MSP joins battle with government over SIC housing debt
MSP Tavish Scott has backed the SIC housing department in its bid to reduce future costs for tenants.
Speaking via video link on Wednesday, head of housing Anita Jamieson told the Scottish Parliament’s finance committee that Shetland’s 1,800 tenants could not shoulder the responsibility for over £40 million of historical debt.
As the future of a £1 million housing support grant (HSG) from the Scottish government hangs in the balance, promises to write off the colossal debt – incurred back in the 1970s – have repeatedly come to nothing.
Mr Scott said Shetland tenants paid the second highest rent in Scotland, and he wants further increases to be stopped. The SIC is the last remaining local authority to benefit from the annual grant, which the government last year indicated it plans to abolish.

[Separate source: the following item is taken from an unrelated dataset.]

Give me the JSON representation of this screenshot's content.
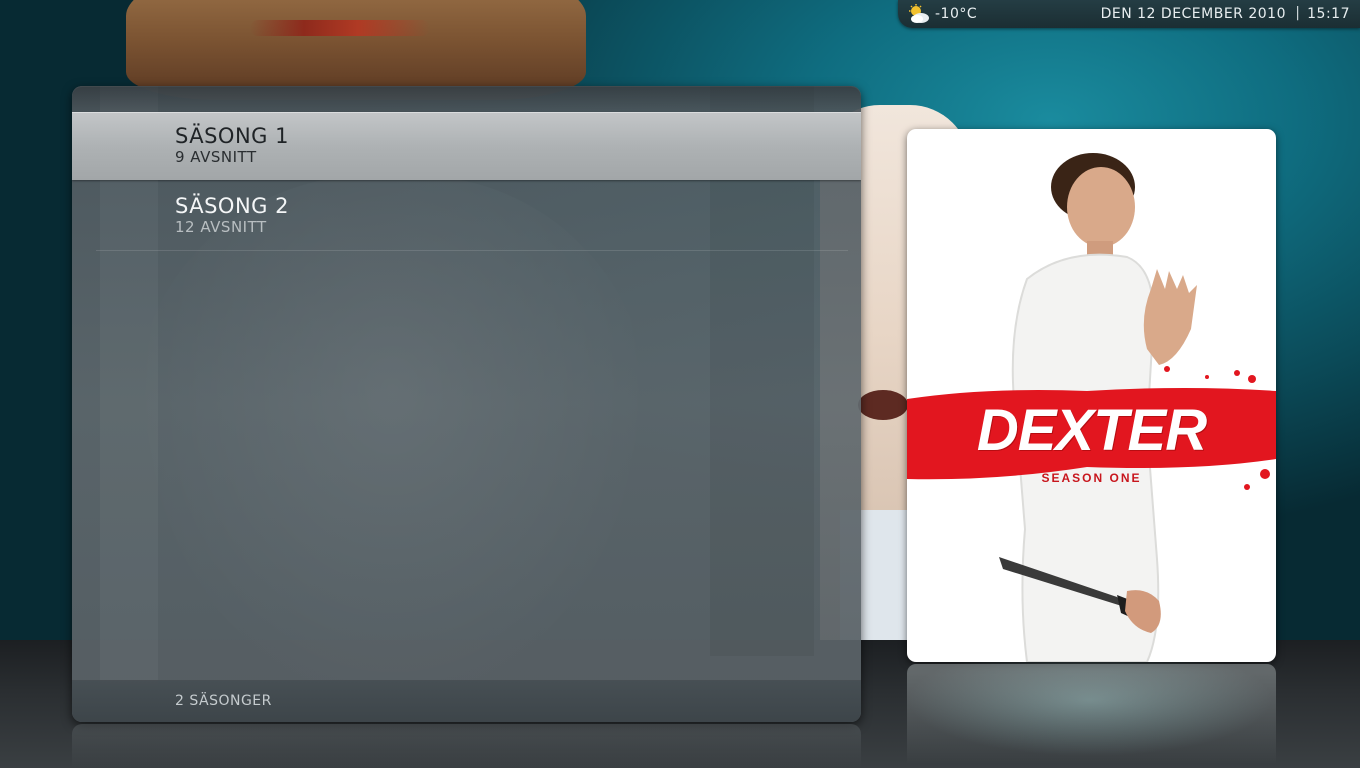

“The Scottish government is considering a new bill which will end the HSG, but this is just not feasible until the debt issues have been addressed,” he said.
“The SIC still has no details of what a transitional period may look like. The debt needs to be gradually reduced and a plan to phase out HSG over a 3-5 year period is what the housing department is hoping for and I support them and believe this is a reasonable timeframe.”
Outgoing SIC convener Sandy Cluness has long made the case that the SIC had done the UK a huge service by chalking up the debt in the 1970s, building dozens of new homes to accommodate hundreds of incoming oil workers.
Council housing spokesman Allison Duncan bumped into George Osborne at Inverness Airport in late 2011, and urged the UK chancellor to make good on Kenneth Clarke’s 1996 pledge to write off the local authority’s debt. The promise was never kept because the Tory government lost power the following year.
Mr Scott added: “Promises going back to the 1990s have not been forthcoming and so the debt burden has continued. I have now put in a parliamentary question to ask the housing minister when Shetland can realistically expect a clear outline of the transitional arrangements given that he has had all the information he needs to make this decision since February.”